Un lutto che ha scoperchiato un immenso affetto per il conduttore, in parte inespresso fino a quel momento, come si trattasse di un'ammissione di colpa per non avergliene dimostrato abbastanza in vita. Va riconosciuto che una parte di noi ha dato Fabrizio Frizzi per scontato fino al giorno di quella morte prematura, dovuta a un'emorragia cerebrale culmine di una lunga malattia. Solo così si può spiegare quella commozione collettiva di proporzioni rare che non è emersa con la stessa forza per altri personaggi pubblici rappresentanti dello spettacolo e della cultura. E non perché contassero meno di Frizzi.
Non può essere la morte a determinare la grandezza e il valore di una persona, ma se c'è una cosa indiscutibile è che un addio racconta tanto soprattutto di chi resta. Il dolore collettivo generato dalla scomparsa del conduttore di Rai1 ci ha detto molto dell'attaccamento alle cose semplici, quotidiane, modeste, distanti da ogni forma di pretenziosità.
Questo rappresentava Frizzi che, andandosene, ha svelato la fallacia di ogni pregiudizio nei confronti della televisione generalista, ha smontato ogni risatina sotto i baffi (nemmeno troppo sotto) che sorgerebbe sul viso di molte persone a sentir parlare dei programmi quotidiani di Rai1. La morte di Frizzi ha attivato automaticamente, in molti di noi, un ricordo o una reminiscenza. Sono cose che accadono quando ci lasciano i parenti, le persone a noi più vicine, quelle a cui volevamo bene senza accorgercene.

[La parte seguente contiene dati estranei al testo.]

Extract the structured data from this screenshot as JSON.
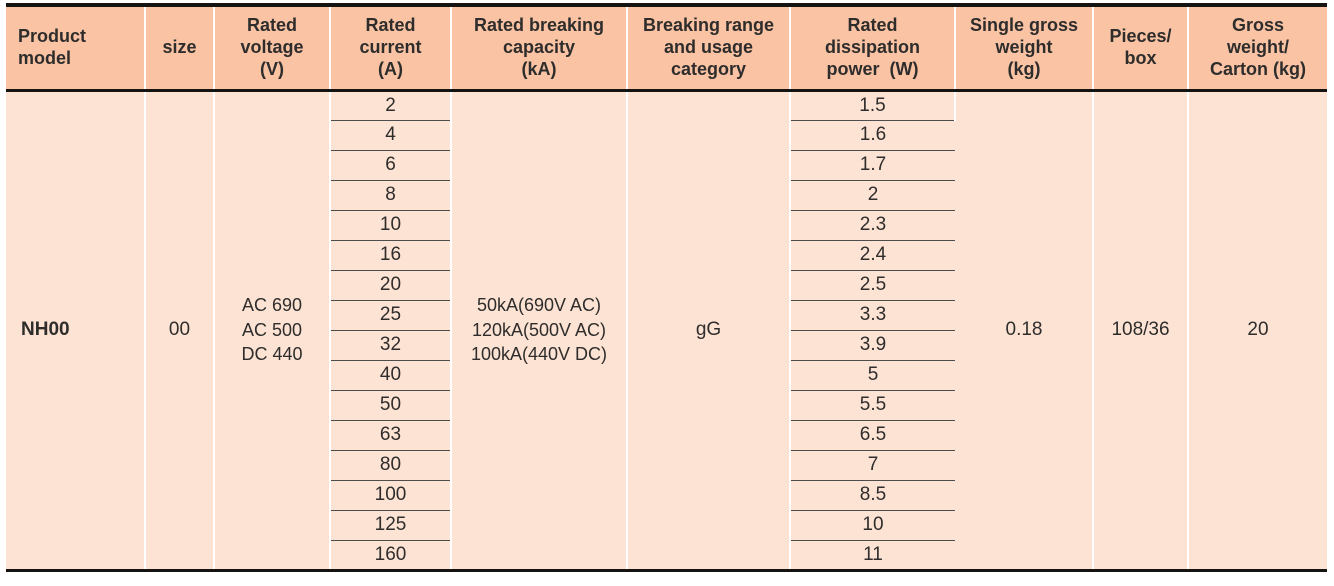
{
  "table": {
    "headers": [
      "Product\nmodel",
      "size",
      "Rated\nvoltage\n(V)",
      "Rated\ncurrent\n(A)",
      "Rated breaking\ncapacity\n(kA)",
      "Breaking range\nand usage\ncategory",
      "Rated\ndissipation\npower  (W)",
      "Single gross\nweight\n(kg)",
      "Pieces/\nbox",
      "Gross\nweight/\nCarton (kg)"
    ],
    "row": {
      "model": "NH00",
      "size": "00",
      "voltage": "AC 690\nAC 500\nDC 440",
      "breaking": "50kA(690V AC)\n120kA(500V AC)\n100kA(440V DC)",
      "category": "gG",
      "weight": "0.18",
      "pieces": "108/36",
      "gross": "20"
    },
    "currents": [
      "2",
      "4",
      "6",
      "8",
      "10",
      "16",
      "20",
      "25",
      "32",
      "40",
      "50",
      "63",
      "80",
      "100",
      "125",
      "160"
    ],
    "dissipation": [
      "1.5",
      "1.6",
      "1.7",
      "2",
      "2.3",
      "2.4",
      "2.5",
      "3.3",
      "3.9",
      "5",
      "5.5",
      "6.5",
      "7",
      "8.5",
      "10",
      "11"
    ]
  },
  "colors": {
    "header_bg": "#f9c3a4",
    "body_bg": "#fde3d3",
    "text": "#2e2d2c",
    "heavy_line": "#151413",
    "row_line": "#4d4d4d",
    "column_separator": "#ffffff"
  }
}
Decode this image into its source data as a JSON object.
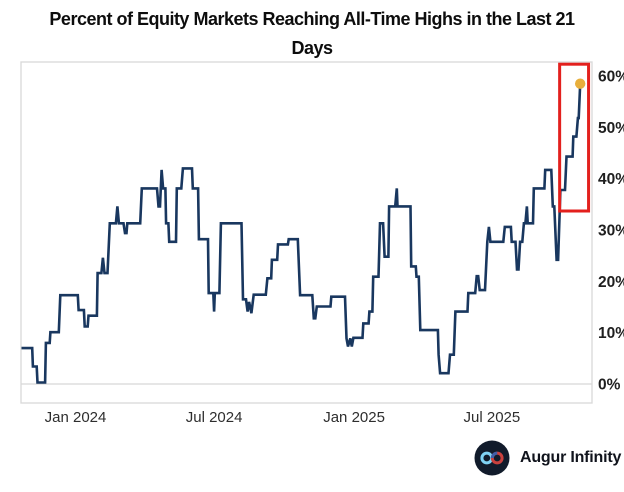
{
  "header": {
    "title_line1": "Percent of Equity Markets Reaching All-Time Highs in the Last 21",
    "title_line2": "Days"
  },
  "branding": {
    "name": "Augur Infinity",
    "icon": "infinity-logo-icon",
    "icon_colors": {
      "circle": "#111B2B",
      "left_loop": "#7FD2F4",
      "right_loop": "#C9413E",
      "right_loop_accent": "#3E5FA8"
    }
  },
  "colors": {
    "line": "#19375F",
    "marker": "#E8AF3C",
    "highlight": "#E3201D",
    "frame": "#D8D8D8",
    "y_label": "#1F1F1F",
    "x_label": "#2E2E2E"
  },
  "chart_data": {
    "type": "line",
    "title": "Percent of Equity Markets Reaching All-Time Highs in the Last 21 Days",
    "xlabel": "",
    "ylabel": "",
    "legend": "none",
    "grid": "zero-line-only",
    "ylim": [
      0,
      62
    ],
    "x_range": [
      "2023-10-22",
      "2025-11-07"
    ],
    "x_ticks": [
      {
        "date": "2024-01-01",
        "label": "Jan 2024"
      },
      {
        "date": "2024-07-01",
        "label": "Jul 2024"
      },
      {
        "date": "2025-01-01",
        "label": "Jan 2025"
      },
      {
        "date": "2025-07-01",
        "label": "Jul 2025"
      }
    ],
    "y_ticks": [
      {
        "value": 0,
        "label": "0%"
      },
      {
        "value": 10,
        "label": "10%"
      },
      {
        "value": 20,
        "label": "20%"
      },
      {
        "value": 30,
        "label": "30%"
      },
      {
        "value": 40,
        "label": "40%"
      },
      {
        "value": 50,
        "label": "50%"
      },
      {
        "value": 60,
        "label": "60%"
      }
    ],
    "highlight_box": {
      "from": "2025-09-28",
      "to": "2025-11-05",
      "value_min": 33.7,
      "value_max": 62.3
    },
    "last_point": {
      "date": "2025-10-25",
      "value": 58.5
    },
    "series": [
      {
        "name": "Percent of equity markets at all-time highs (last 21 days)",
        "points": [
          [
            "2023-10-22",
            7.0
          ],
          [
            "2023-11-05",
            7.0
          ],
          [
            "2023-11-06",
            3.4
          ],
          [
            "2023-11-11",
            3.4
          ],
          [
            "2023-11-12",
            0.3
          ],
          [
            "2023-11-22",
            0.3
          ],
          [
            "2023-11-23",
            8.0
          ],
          [
            "2023-11-28",
            8.0
          ],
          [
            "2023-11-29",
            10.1
          ],
          [
            "2023-12-10",
            10.1
          ],
          [
            "2023-12-12",
            17.3
          ],
          [
            "2024-01-04",
            17.3
          ],
          [
            "2024-01-05",
            14.4
          ],
          [
            "2024-01-12",
            14.4
          ],
          [
            "2024-01-13",
            11.2
          ],
          [
            "2024-01-17",
            11.2
          ],
          [
            "2024-01-18",
            13.3
          ],
          [
            "2024-01-29",
            13.3
          ],
          [
            "2024-01-30",
            21.6
          ],
          [
            "2024-02-04",
            21.6
          ],
          [
            "2024-02-06",
            24.6
          ],
          [
            "2024-02-08",
            21.6
          ],
          [
            "2024-02-12",
            21.6
          ],
          [
            "2024-02-15",
            31.3
          ],
          [
            "2024-02-23",
            31.3
          ],
          [
            "2024-02-25",
            34.6
          ],
          [
            "2024-02-27",
            31.3
          ],
          [
            "2024-03-04",
            31.3
          ],
          [
            "2024-03-06",
            29.4
          ],
          [
            "2024-03-08",
            29.4
          ],
          [
            "2024-03-09",
            31.3
          ],
          [
            "2024-03-26",
            31.3
          ],
          [
            "2024-03-28",
            38.1
          ],
          [
            "2024-04-17",
            38.1
          ],
          [
            "2024-04-19",
            34.6
          ],
          [
            "2024-04-21",
            34.6
          ],
          [
            "2024-04-23",
            41.7
          ],
          [
            "2024-04-25",
            38.1
          ],
          [
            "2024-04-28",
            38.1
          ],
          [
            "2024-04-29",
            31.3
          ],
          [
            "2024-05-02",
            31.3
          ],
          [
            "2024-05-03",
            27.7
          ],
          [
            "2024-05-12",
            27.7
          ],
          [
            "2024-05-13",
            38.1
          ],
          [
            "2024-05-19",
            38.1
          ],
          [
            "2024-05-21",
            42.0
          ],
          [
            "2024-06-02",
            42.0
          ],
          [
            "2024-06-03",
            38.1
          ],
          [
            "2024-06-10",
            38.1
          ],
          [
            "2024-06-11",
            28.2
          ],
          [
            "2024-06-23",
            28.2
          ],
          [
            "2024-06-24",
            17.7
          ],
          [
            "2024-06-30",
            17.7
          ],
          [
            "2024-07-01",
            14.1
          ],
          [
            "2024-07-02",
            17.7
          ],
          [
            "2024-07-08",
            17.7
          ],
          [
            "2024-07-10",
            31.3
          ],
          [
            "2024-08-06",
            31.3
          ],
          [
            "2024-08-08",
            16.5
          ],
          [
            "2024-08-12",
            16.5
          ],
          [
            "2024-08-14",
            14.1
          ],
          [
            "2024-08-16",
            16.0
          ],
          [
            "2024-08-19",
            13.8
          ],
          [
            "2024-08-22",
            17.4
          ],
          [
            "2024-09-07",
            17.4
          ],
          [
            "2024-09-09",
            20.6
          ],
          [
            "2024-09-14",
            20.6
          ],
          [
            "2024-09-15",
            24.2
          ],
          [
            "2024-09-22",
            24.2
          ],
          [
            "2024-09-23",
            27.2
          ],
          [
            "2024-10-06",
            27.2
          ],
          [
            "2024-10-07",
            28.2
          ],
          [
            "2024-10-19",
            28.2
          ],
          [
            "2024-10-22",
            17.3
          ],
          [
            "2024-11-07",
            17.3
          ],
          [
            "2024-11-09",
            12.8
          ],
          [
            "2024-11-11",
            12.8
          ],
          [
            "2024-11-13",
            15.1
          ],
          [
            "2024-12-01",
            15.1
          ],
          [
            "2024-12-02",
            17.0
          ],
          [
            "2024-12-20",
            17.0
          ],
          [
            "2024-12-22",
            8.9
          ],
          [
            "2024-12-24",
            7.3
          ],
          [
            "2024-12-27",
            8.9
          ],
          [
            "2024-12-29",
            7.3
          ],
          [
            "2024-12-31",
            9.0
          ],
          [
            "2025-01-12",
            9.0
          ],
          [
            "2025-01-13",
            11.8
          ],
          [
            "2025-01-20",
            11.8
          ],
          [
            "2025-01-21",
            14.1
          ],
          [
            "2025-01-25",
            14.1
          ],
          [
            "2025-01-26",
            20.9
          ],
          [
            "2025-02-02",
            20.9
          ],
          [
            "2025-02-04",
            31.3
          ],
          [
            "2025-02-08",
            31.3
          ],
          [
            "2025-02-10",
            24.8
          ],
          [
            "2025-02-15",
            24.8
          ],
          [
            "2025-02-16",
            34.6
          ],
          [
            "2025-02-24",
            34.6
          ],
          [
            "2025-02-26",
            38.1
          ],
          [
            "2025-02-27",
            34.6
          ],
          [
            "2025-03-16",
            34.6
          ],
          [
            "2025-03-17",
            22.9
          ],
          [
            "2025-03-23",
            22.9
          ],
          [
            "2025-03-24",
            20.9
          ],
          [
            "2025-03-27",
            20.9
          ],
          [
            "2025-03-29",
            10.5
          ],
          [
            "2025-04-21",
            10.5
          ],
          [
            "2025-04-22",
            5.7
          ],
          [
            "2025-04-24",
            2.1
          ],
          [
            "2025-05-05",
            2.1
          ],
          [
            "2025-05-07",
            5.7
          ],
          [
            "2025-05-12",
            5.7
          ],
          [
            "2025-05-14",
            14.1
          ],
          [
            "2025-05-30",
            14.1
          ],
          [
            "2025-05-31",
            17.7
          ],
          [
            "2025-06-09",
            17.7
          ],
          [
            "2025-06-11",
            21.0
          ],
          [
            "2025-06-13",
            21.0
          ],
          [
            "2025-06-15",
            18.3
          ],
          [
            "2025-06-22",
            18.3
          ],
          [
            "2025-06-25",
            27.7
          ],
          [
            "2025-06-27",
            30.6
          ],
          [
            "2025-06-29",
            27.7
          ],
          [
            "2025-07-16",
            27.7
          ],
          [
            "2025-07-18",
            30.6
          ],
          [
            "2025-07-26",
            30.6
          ],
          [
            "2025-07-27",
            27.7
          ],
          [
            "2025-08-01",
            27.7
          ],
          [
            "2025-08-03",
            22.3
          ],
          [
            "2025-08-05",
            22.3
          ],
          [
            "2025-08-07",
            27.7
          ],
          [
            "2025-08-10",
            27.7
          ],
          [
            "2025-08-12",
            31.3
          ],
          [
            "2025-08-14",
            31.3
          ],
          [
            "2025-08-16",
            34.6
          ],
          [
            "2025-08-17",
            31.3
          ],
          [
            "2025-08-24",
            31.3
          ],
          [
            "2025-08-25",
            38.1
          ],
          [
            "2025-09-08",
            38.1
          ],
          [
            "2025-09-09",
            41.7
          ],
          [
            "2025-09-17",
            41.7
          ],
          [
            "2025-09-19",
            34.6
          ],
          [
            "2025-09-21",
            34.6
          ],
          [
            "2025-09-24",
            24.2
          ],
          [
            "2025-09-26",
            24.2
          ],
          [
            "2025-09-29",
            37.8
          ],
          [
            "2025-10-05",
            37.8
          ],
          [
            "2025-10-07",
            44.3
          ],
          [
            "2025-10-15",
            44.3
          ],
          [
            "2025-10-16",
            48.2
          ],
          [
            "2025-10-20",
            48.2
          ],
          [
            "2025-10-22",
            51.8
          ],
          [
            "2025-10-23",
            51.8
          ],
          [
            "2025-10-25",
            58.5
          ]
        ]
      }
    ]
  }
}
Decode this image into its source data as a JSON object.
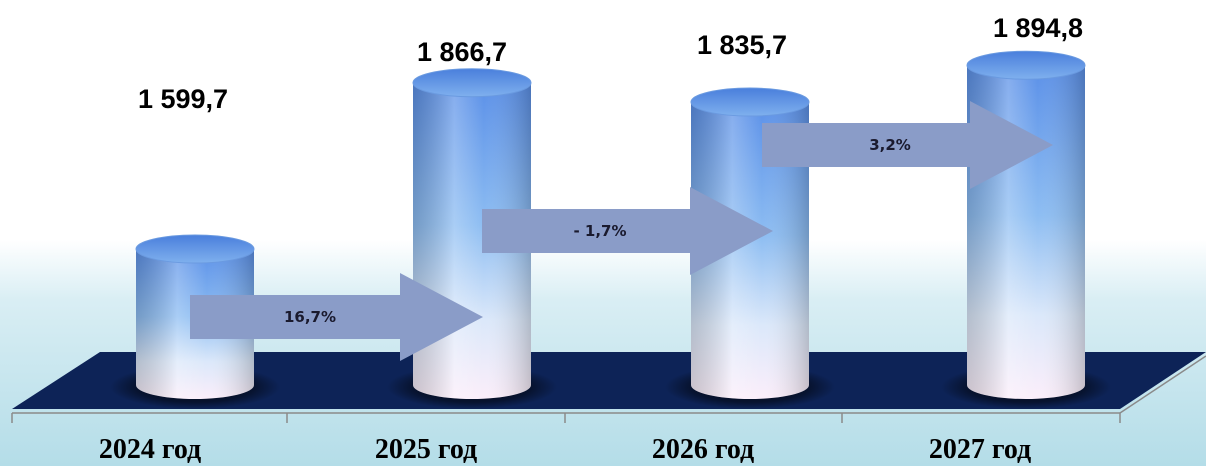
{
  "chart_data": {
    "type": "bar",
    "style": "3d-cylinder",
    "categories": [
      "2024 год",
      "2025 год",
      "2026 год",
      "2027 год"
    ],
    "values": [
      1599.7,
      1866.7,
      1835.7,
      1894.8
    ],
    "value_labels": [
      "1 599,7",
      "1 866,7",
      "1 835,7",
      "1 894,8"
    ],
    "changes": [
      {
        "from": "2024 год",
        "to": "2025 год",
        "label": "16,7%"
      },
      {
        "from": "2025 год",
        "to": "2026 год",
        "label": "- 1,7%"
      },
      {
        "from": "2026 год",
        "to": "2027 год",
        "label": "3,2%"
      }
    ],
    "title": "",
    "xlabel": "",
    "ylabel": "",
    "grid": false,
    "legend": "none"
  },
  "colors": {
    "bar_top": "#5b90e8",
    "bar_mid": "#b9d8f6",
    "bar_bottom": "#fbeefa",
    "floor": "#0d2357",
    "arrow": "#8a9cc8"
  }
}
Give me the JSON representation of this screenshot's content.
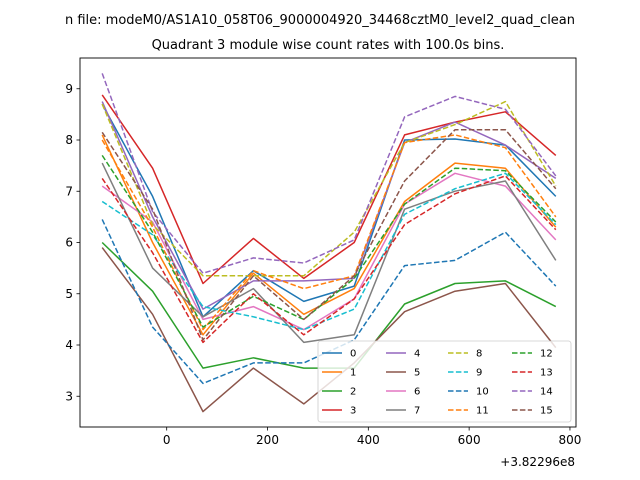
{
  "chart_data": {
    "type": "line",
    "suptitle": "n file: modeM0/AS1A10_058T06_9000004920_34468cztM0_level2_quad_clean",
    "title": "Quadrant 3 module wise count rates with 100.0s bins.",
    "xlabel": "",
    "ylabel": "",
    "x_offset_label": "+3.82296e8",
    "xlim": [
      -172,
      812
    ],
    "ylim": [
      2.4,
      9.6
    ],
    "xticks": [
      0,
      200,
      400,
      600,
      800
    ],
    "yticks": [
      3,
      4,
      5,
      6,
      7,
      8,
      9
    ],
    "legend_loc": "lower right",
    "legend_ncol": 4,
    "x": [
      -128,
      -28,
      72,
      172,
      272,
      372,
      472,
      572,
      672,
      772
    ],
    "series": [
      {
        "name": "0",
        "color": "#1f77b4",
        "dash": false,
        "values": [
          8.7,
          6.9,
          4.55,
          5.45,
          4.85,
          5.15,
          8.0,
          8.02,
          7.9,
          6.9
        ]
      },
      {
        "name": "1",
        "color": "#ff7f0e",
        "dash": false,
        "values": [
          8.1,
          6.0,
          4.2,
          5.4,
          4.6,
          5.1,
          6.8,
          7.55,
          7.45,
          6.3
        ]
      },
      {
        "name": "2",
        "color": "#2ca02c",
        "dash": false,
        "values": [
          6.0,
          5.05,
          3.55,
          3.75,
          3.55,
          3.55,
          4.8,
          5.2,
          5.25,
          4.75
        ]
      },
      {
        "name": "3",
        "color": "#d62728",
        "dash": false,
        "values": [
          8.88,
          7.45,
          5.2,
          6.08,
          5.3,
          6.0,
          8.1,
          8.35,
          8.55,
          7.7
        ]
      },
      {
        "name": "4",
        "color": "#9467bd",
        "dash": false,
        "values": [
          8.75,
          6.5,
          4.7,
          5.25,
          5.25,
          5.3,
          7.95,
          8.35,
          7.9,
          7.25
        ]
      },
      {
        "name": "5",
        "color": "#8c564b",
        "dash": false,
        "values": [
          5.9,
          4.6,
          2.7,
          3.55,
          2.85,
          3.65,
          4.65,
          5.05,
          5.2,
          3.95
        ]
      },
      {
        "name": "6",
        "color": "#e377c2",
        "dash": false,
        "values": [
          7.1,
          6.4,
          4.5,
          4.75,
          4.3,
          4.9,
          6.75,
          7.35,
          7.1,
          6.05
        ]
      },
      {
        "name": "7",
        "color": "#7f7f7f",
        "dash": false,
        "values": [
          7.55,
          5.5,
          4.55,
          5.1,
          4.05,
          4.2,
          6.65,
          7.0,
          7.2,
          5.65
        ]
      },
      {
        "name": "8",
        "color": "#bcbd22",
        "dash": true,
        "values": [
          8.7,
          6.35,
          5.35,
          5.35,
          5.35,
          6.2,
          7.95,
          8.3,
          8.75,
          7.1
        ]
      },
      {
        "name": "9",
        "color": "#17becf",
        "dash": true,
        "values": [
          6.8,
          6.15,
          4.75,
          4.55,
          4.3,
          4.7,
          6.55,
          7.05,
          7.35,
          6.35
        ]
      },
      {
        "name": "10",
        "color": "#1f77b4",
        "dash": true,
        "values": [
          6.45,
          4.35,
          3.25,
          3.65,
          3.65,
          4.1,
          5.55,
          5.65,
          6.2,
          5.15
        ]
      },
      {
        "name": "11",
        "color": "#ff7f0e",
        "dash": true,
        "values": [
          8.0,
          6.3,
          4.3,
          5.45,
          5.1,
          5.35,
          7.95,
          8.1,
          7.85,
          6.5
        ]
      },
      {
        "name": "12",
        "color": "#2ca02c",
        "dash": true,
        "values": [
          7.7,
          6.2,
          4.35,
          4.95,
          4.5,
          5.3,
          6.75,
          7.45,
          7.4,
          6.4
        ]
      },
      {
        "name": "13",
        "color": "#d62728",
        "dash": true,
        "values": [
          7.25,
          5.8,
          4.05,
          5.0,
          4.2,
          4.9,
          6.35,
          6.95,
          7.3,
          6.25
        ]
      },
      {
        "name": "14",
        "color": "#9467bd",
        "dash": true,
        "values": [
          9.3,
          6.6,
          5.4,
          5.7,
          5.6,
          6.05,
          8.45,
          8.85,
          8.6,
          7.3
        ]
      },
      {
        "name": "15",
        "color": "#8c564b",
        "dash": true,
        "values": [
          8.15,
          6.65,
          4.1,
          5.35,
          4.5,
          5.35,
          7.2,
          8.2,
          8.2,
          7.05
        ]
      }
    ]
  }
}
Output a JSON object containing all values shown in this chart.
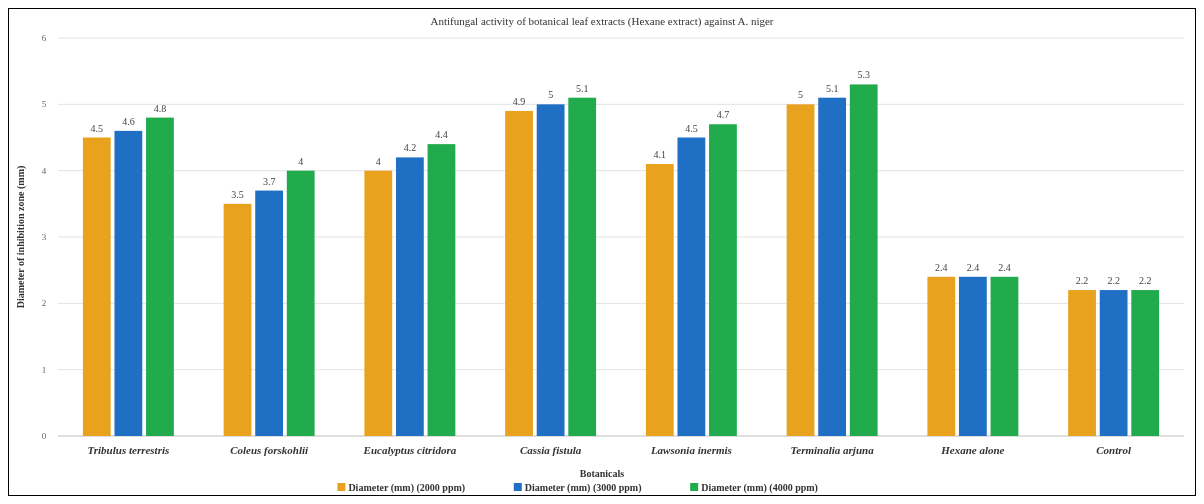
{
  "chart_data": {
    "type": "bar",
    "title": "Antifungal activity of botanical leaf extracts (Hexane extract) against A. niger",
    "xlabel": "Botanicals",
    "ylabel": "Diameter of inhibition zone (mm)",
    "categories": [
      "Tribulus terrestris",
      "Coleus forskohlii",
      "Eucalyptus citridora",
      "Cassia fistula",
      "Lawsonia inermis",
      "Terminalia arjuna",
      "Hexane alone",
      "Control"
    ],
    "series": [
      {
        "name": "Diameter (mm) (2000 ppm)",
        "color": "#e8a21e",
        "values": [
          4.5,
          3.5,
          4,
          4.9,
          4.1,
          5,
          2.4,
          2.2
        ]
      },
      {
        "name": "Diameter (mm) (3000 ppm)",
        "color": "#1f6fc5",
        "values": [
          4.6,
          3.7,
          4.2,
          5,
          4.5,
          5.1,
          2.4,
          2.2
        ]
      },
      {
        "name": "Diameter (mm) (4000 ppm)",
        "color": "#22ab4d",
        "values": [
          4.8,
          4,
          4.4,
          5.1,
          4.7,
          5.3,
          2.4,
          2.2
        ]
      }
    ],
    "ylim": [
      0,
      6
    ],
    "yticks": [
      0,
      1,
      2,
      3,
      4,
      5,
      6
    ],
    "grid": "y",
    "legend": "bottom",
    "data_labels": true
  }
}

In ricordo di Frizzi c'è un bel documentario su RaiPlay, episodio della serie Ossi di Seppia, in cui le immagini di quei giorni di dolore, miste al ricordo nella viva voce di Carlo Conti, storico amico del conduttore, riescono a restituire una parte del fenomeno verificatosi in quei giorni. Un fenomeno di cui molti, in quei giorni, si sorpresero, che sinteticamente e con una certa approssimazione potremmo definire lutto, ma che è stato qualcosa di più.